After three hours we just want the end to come because "The Irishman" gives the audience very little to take with them or apply to their own lives.
When you start watching “The Irishman,” after being guaranteed brilliance by so much hype and positive reviews, you should be a little concerned when things never pick up. Of course as Frank tells us in the story, you know in this business when someone says “a little concerned” that means you should be “very concerned.” An hour in, when Pacino shows up shouting and stealing the film away from everyone else, there is welcome new energy to the pacing. Hoffa’s story begins to navigate the narrative, putting DeNiro and Pesci’s softer roles on the back burner. Even if you didn’t know who Hoffa was, this film does a good job helping you out with that, despite knowing what’s coming for him. There is an underlying vein of dry humor and irony that runs through “The Irishman,” similar to “The Departed.” A few chuckles isn’t respite for the meandering Scorsese does, losing his average viewer in the process.
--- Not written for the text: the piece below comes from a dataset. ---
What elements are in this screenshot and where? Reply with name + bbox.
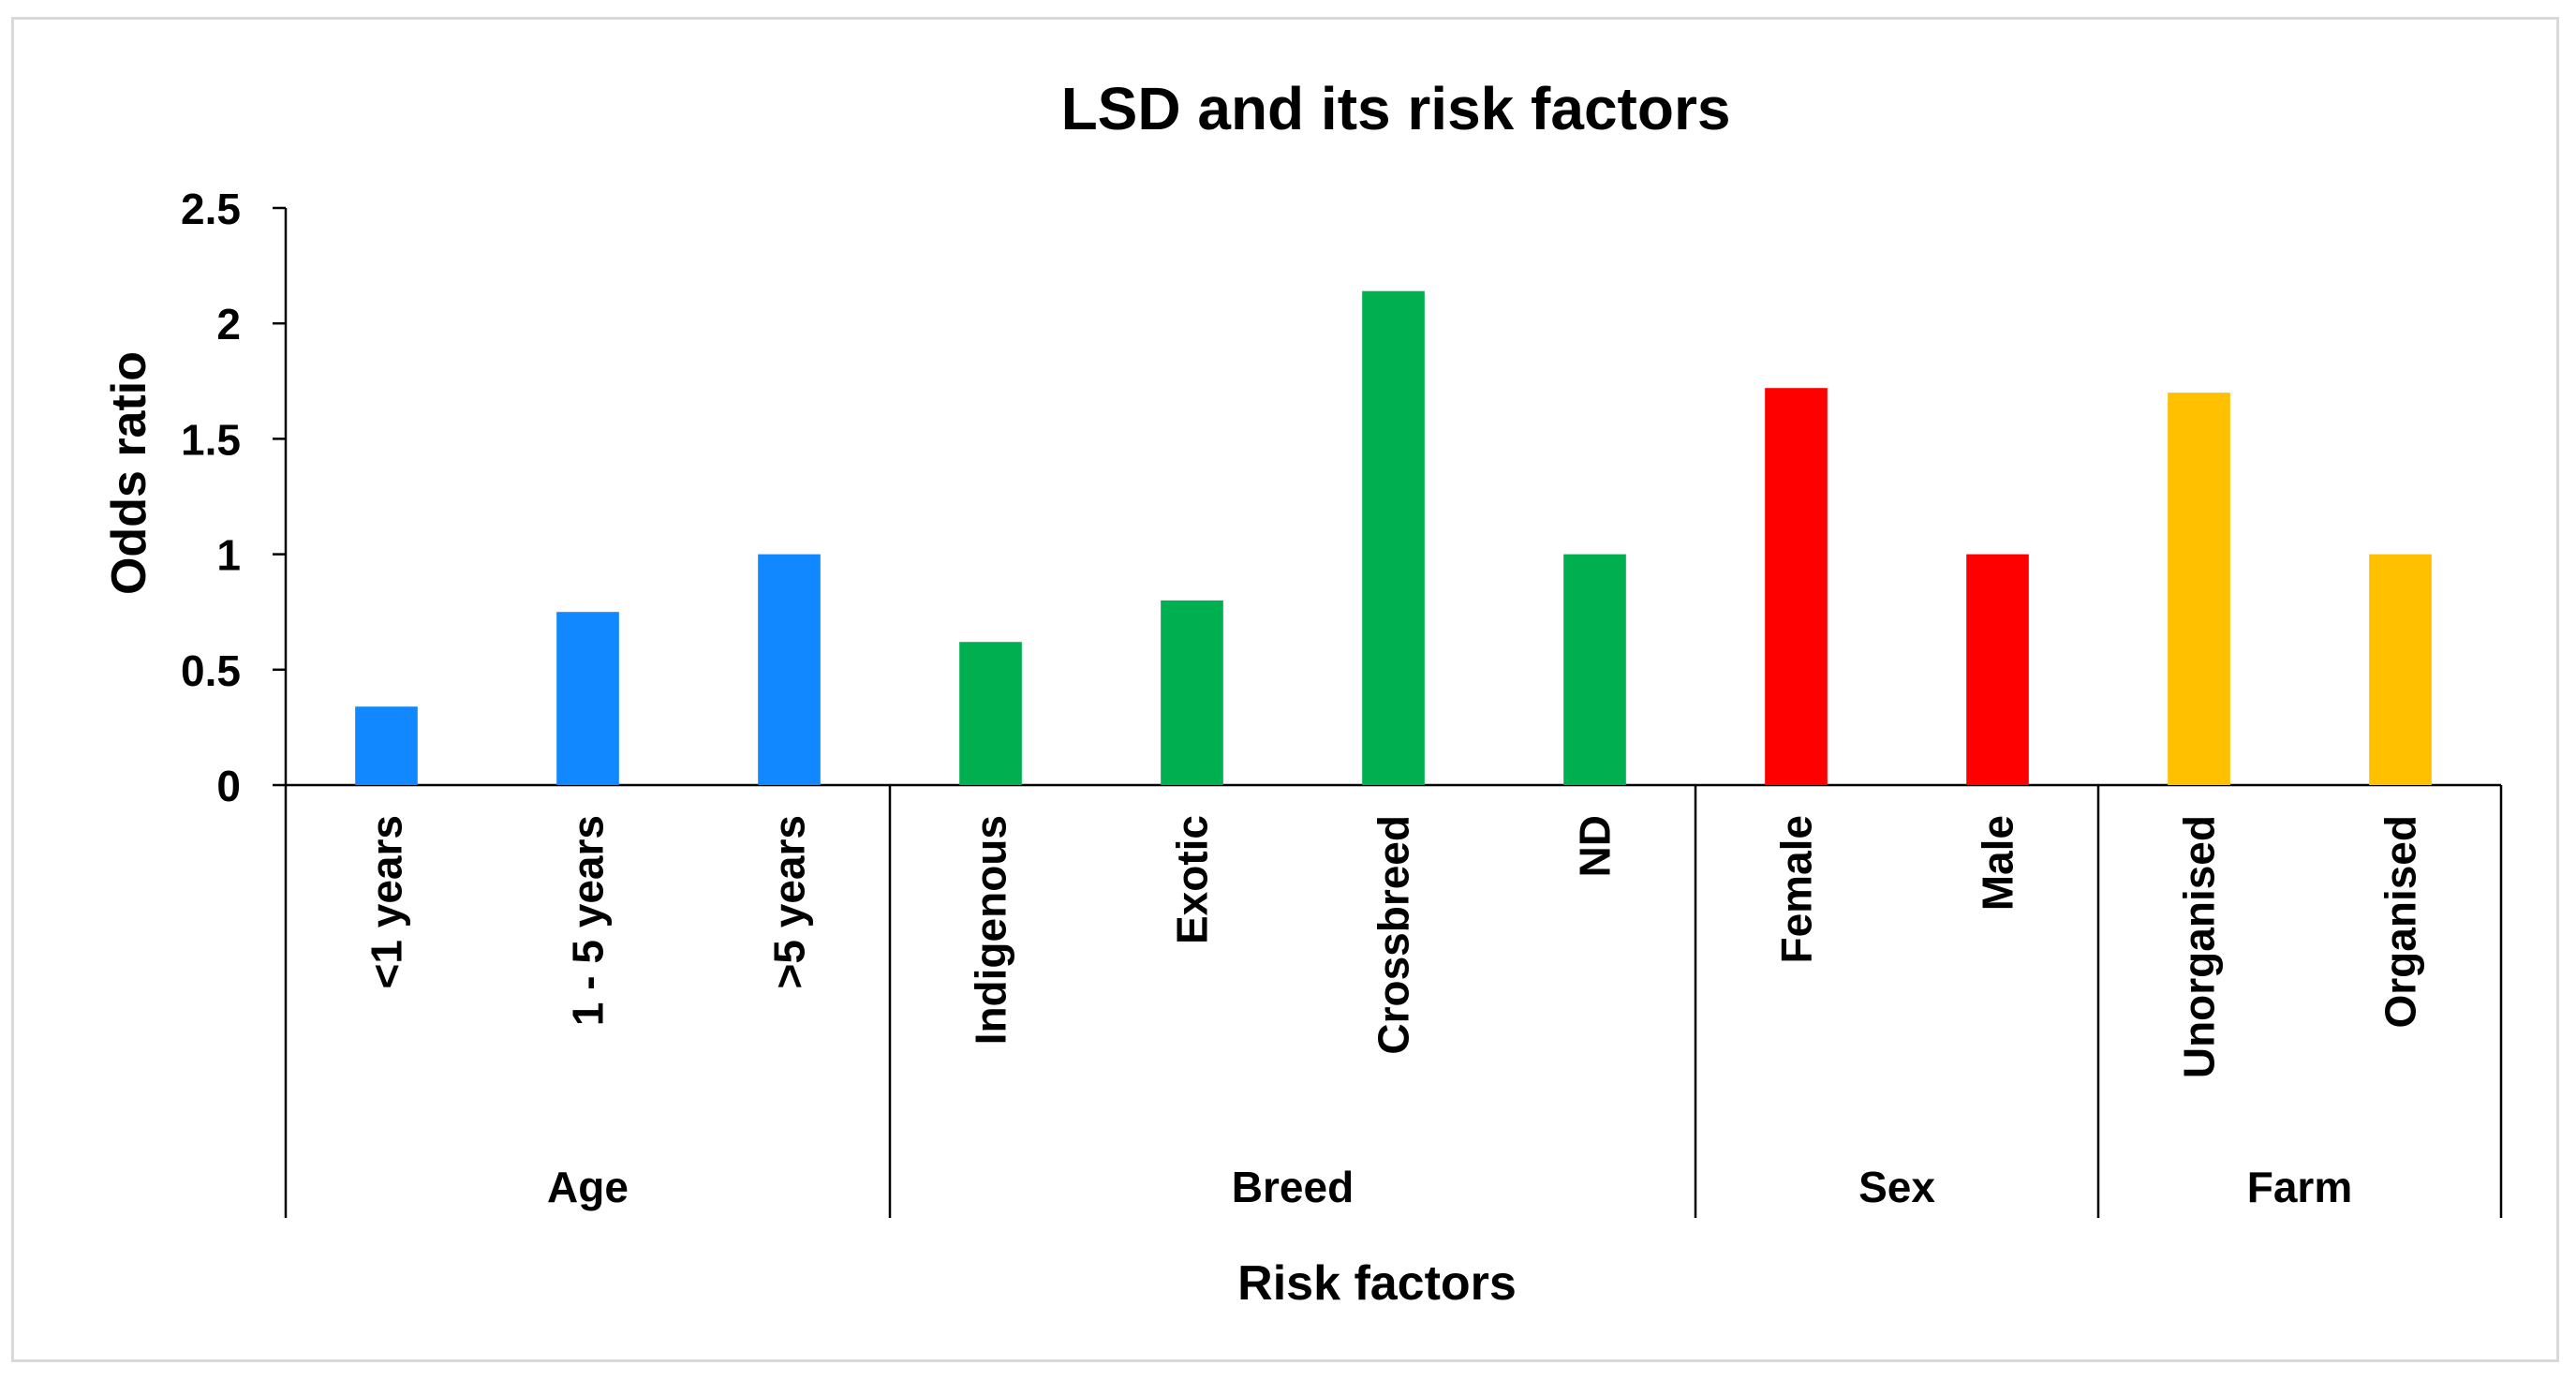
bar [1362, 290, 1425, 786]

In 209 minutes, the film builds to one singular uncomfortable moment, the one that finds Frank truly the middle man. It’s the third act where we get the slightest of emotional resonance, not that DeNiro’s character shows much of anything. After three hours we just want the end to come because “The Irishman” gives the audience very little to take with them or apply to their own lives. The much talked about computer-generated de-aging isn’t distracting in the slightest and Scorsese’s team really blends the visual effects with the natural in a way that never feels like an effect or gimmick. Some of the wide shots are beautiful and really transport the viewer to a time period that spans over forty years. The question you will have to decide for yourself, is the three and half hours worth the effort?
Two good performances and some technical wizardry doesn’t warrant the films excessive running time and crippled pacing.